Almost 70 percent of the 37 million HIV-infected people worldwide live in sub-Saharan Africa and less than half of them have received ART treatment, according to the study. South African, Zimbabwe, Zambia, Malawi, Kenya, Uganda, Tanzania, Nigeria, and Ethiopia are the nine SSA countries facing the greatest HIV burden. It affects more than 10 percent of the populations in South Africa, Zimbabwe, Zambia and Malawi, the co-authors reported.
There also is a cost to delay. By investing more in HIV prevention and treatment in the near future, the future incidence and prevalence will be reduced which will lower future costs, the study added. “These expenditures need to be funded from somewhere,” the co-authors said.

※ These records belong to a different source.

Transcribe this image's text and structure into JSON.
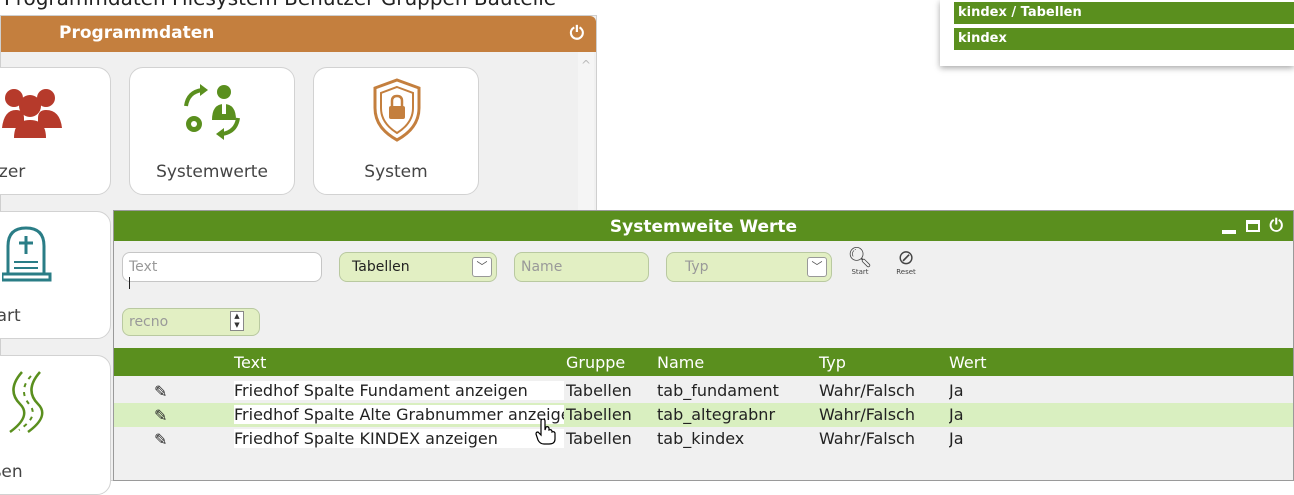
{
  "top_cut_text": "Programmdaten Filesystem Benutzer Gruppen Bauteile",
  "top_right_popup": {
    "rows": [
      "kindex / Tabellen",
      "kindex"
    ]
  },
  "programmdaten": {
    "title": "Programmdaten",
    "tiles": [
      {
        "label": "nutzer",
        "icon": "users-icon"
      },
      {
        "label": "Systemwerte",
        "icon": "system-values-icon"
      },
      {
        "label": "System",
        "icon": "shield-lock-icon"
      },
      {
        "label": "abart",
        "icon": "grave-icon"
      },
      {
        "label": "raßen",
        "icon": "road-icon"
      }
    ],
    "colors": {
      "header": "#c47f3e"
    }
  },
  "systemweite_werte": {
    "title": "Systemweite Werte",
    "filters": {
      "text_placeholder": "Text",
      "group_value": "Tabellen",
      "name_placeholder": "Name",
      "type_placeholder": "Typ",
      "recno_placeholder": "recno"
    },
    "buttons": {
      "start": "Start",
      "reset": "Reset"
    },
    "columns": [
      "Text",
      "Gruppe",
      "Name",
      "Typ",
      "Wert"
    ],
    "rows": [
      {
        "text": "Friedhof Spalte Fundament anzeigen",
        "gruppe": "Tabellen",
        "name": "tab_fundament",
        "typ": "Wahr/Falsch",
        "wert": "Ja"
      },
      {
        "text": "Friedhof Spalte Alte Grabnummer anzeigen",
        "gruppe": "Tabellen",
        "name": "tab_altegrabnr",
        "typ": "Wahr/Falsch",
        "wert": "Ja"
      },
      {
        "text": "Friedhof Spalte KINDEX anzeigen",
        "gruppe": "Tabellen",
        "name": "tab_kindex",
        "typ": "Wahr/Falsch",
        "wert": "Ja"
      }
    ],
    "colors": {
      "header": "#5a8f1e",
      "row_highlight": "#d9efc0"
    }
  }
}
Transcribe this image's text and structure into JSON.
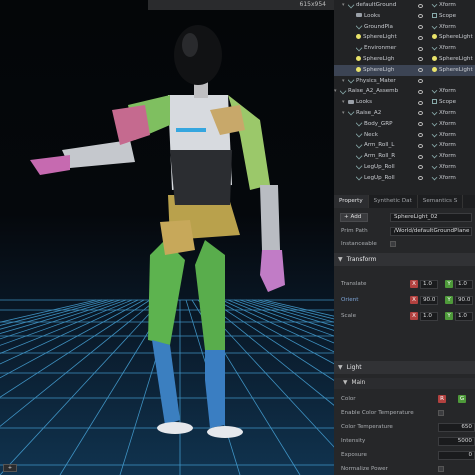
{
  "viewport": {
    "resolution": "615x954",
    "corner_label": "+"
  },
  "stage": {
    "rows": [
      {
        "name": "defaultGround",
        "type": "Xform",
        "icon": "xform-icon",
        "indent": 1,
        "selected": false
      },
      {
        "name": "Looks",
        "type": "Scope",
        "icon": "folder-icon",
        "indent": 2,
        "selected": false
      },
      {
        "name": "GroundPla",
        "type": "Xform",
        "icon": "xform-icon",
        "indent": 2,
        "selected": false
      },
      {
        "name": "SphereLight",
        "type": "SphereLight",
        "icon": "light-icon",
        "indent": 2,
        "selected": false
      },
      {
        "name": "Environmer",
        "type": "Xform",
        "icon": "xform-icon",
        "indent": 2,
        "selected": false
      },
      {
        "name": "SphereLigh",
        "type": "SphereLight",
        "icon": "light-icon",
        "indent": 2,
        "selected": false
      },
      {
        "name": "SphereLigh",
        "type": "SphereLight",
        "icon": "light-icon",
        "indent": 2,
        "selected": true
      },
      {
        "name": "Physics_Mater",
        "type": "",
        "icon": "xform-icon",
        "indent": 1,
        "selected": false
      },
      {
        "name": "Raise_A2_Assemb",
        "type": "Xform",
        "icon": "xform-icon",
        "indent": 0,
        "selected": false
      },
      {
        "name": "Looks",
        "type": "Scope",
        "icon": "folder-icon",
        "indent": 1,
        "selected": false
      },
      {
        "name": "Raise_A2",
        "type": "Xform",
        "icon": "xform-icon",
        "indent": 1,
        "selected": false
      },
      {
        "name": "Body_GRP",
        "type": "Xform",
        "icon": "xform-icon",
        "indent": 2,
        "selected": false
      },
      {
        "name": "Neck",
        "type": "Xform",
        "icon": "xform-icon",
        "indent": 2,
        "selected": false
      },
      {
        "name": "Arm_Roll_L",
        "type": "Xform",
        "icon": "xform-icon",
        "indent": 2,
        "selected": false
      },
      {
        "name": "Arm_Roll_R",
        "type": "Xform",
        "icon": "xform-icon",
        "indent": 2,
        "selected": false
      },
      {
        "name": "LegUp_Roll",
        "type": "Xform",
        "icon": "xform-icon",
        "indent": 2,
        "selected": false
      },
      {
        "name": "LegUp_Roll",
        "type": "Xform",
        "icon": "xform-icon",
        "indent": 2,
        "selected": false
      }
    ]
  },
  "props": {
    "tabs": [
      "Property",
      "Synthetic Dat",
      "Semantics S"
    ],
    "add_label": "+ Add",
    "prim_name": "SphereLight_02",
    "prim_path_label": "Prim Path",
    "prim_path": "/World/defaultGroundPlane",
    "instanceable_label": "Instanceable",
    "transform_section": "Transform",
    "translate_label": "Translate",
    "orient_label": "Orient",
    "scale_label": "Scale",
    "translate": {
      "x": "1.0",
      "y": "1.0"
    },
    "orient": {
      "x": "90.0",
      "y": "90.0"
    },
    "scale": {
      "x": "1.0",
      "y": "1.0"
    },
    "light_section": "Light",
    "main_sub": "Main",
    "color_label": "Color",
    "enable_color_temp_label": "Enable Color Temperature",
    "color_temp_label": "Color Temperature",
    "color_temp_value": "650",
    "intensity_label": "Intensity",
    "intensity_value": "5000",
    "exposure_label": "Exposure",
    "exposure_value": "0",
    "normalize_label": "Normalize Power",
    "colors": {
      "accent_selection": "#3c4454",
      "axis_x": "#b2413f",
      "axis_y": "#4e9a3a",
      "axis_z": "#3a63b0"
    }
  }
}
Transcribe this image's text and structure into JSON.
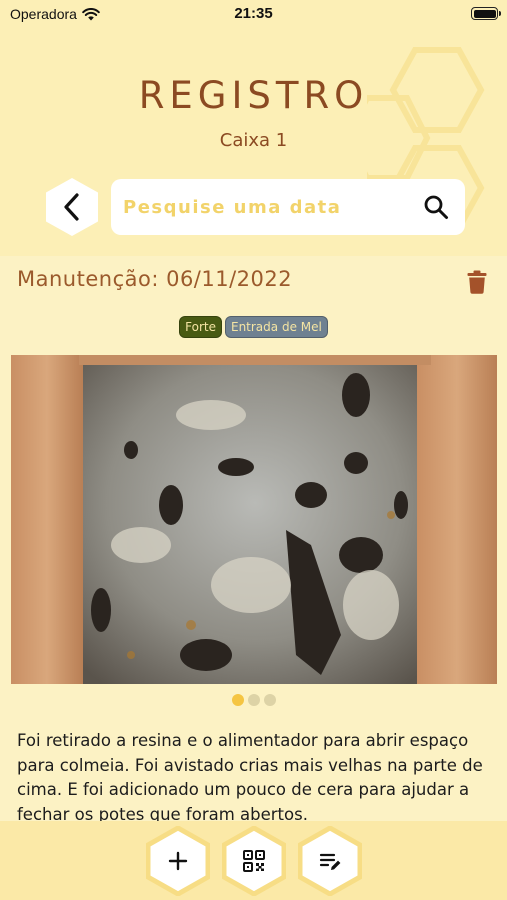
{
  "status_bar": {
    "carrier": "Operadora",
    "time": "21:35"
  },
  "header": {
    "title": "REGISTRO",
    "subtitle": "Caixa 1",
    "search": {
      "placeholder": "Pesquise uma data",
      "value": ""
    }
  },
  "record": {
    "title": "Manutenção: 06/11/2022",
    "tags": [
      "Forte",
      "Entrada de Mel"
    ],
    "photo_count": 3,
    "active_photo": 1,
    "description": "Foi retirado a resina e o alimentador para abrir espaço para colmeia. Foi avistado crias mais velhas na parte de cima. E foi adicionado um pouco de cera para ajudar a fechar os potes que foram abertos."
  },
  "bottom_bar": {
    "buttons": [
      {
        "icon": "plus-icon"
      },
      {
        "icon": "qr-code-icon"
      },
      {
        "icon": "edit-list-icon"
      }
    ]
  },
  "colors": {
    "background": "#fcf2c4",
    "header_background": "#fcefb6",
    "title": "#8b4a22",
    "accent_yellow": "#f5c542",
    "tag_forte": "#485a12",
    "tag_mel": "#6f8191",
    "trash": "#a4522a"
  }
}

The most important source of funding for the war against HIV is domestic spending, but only eight of the 48 sub-Saharan African countries have reached the goal of allocating 15 percent of their budgets to health. By improving the efficiency of their health systems, many of these countries could provide more HIV treatment without increasing their budgets, the study explained.
Atun and his colleagues also recommended several other potential sources of increased funding ranging from debt guarantees by the World Bank and the Global Fund to social impact bonds to continued support from organizations such as the International Finance Facility for Immunization.
“The problem of predictable and sustainable funding must be resolved,” Atun said. “There is an ethical responsibility to continue financing for those receiving ART, and not abandon them to death.”
The study was published online March 6 in BMJ Open.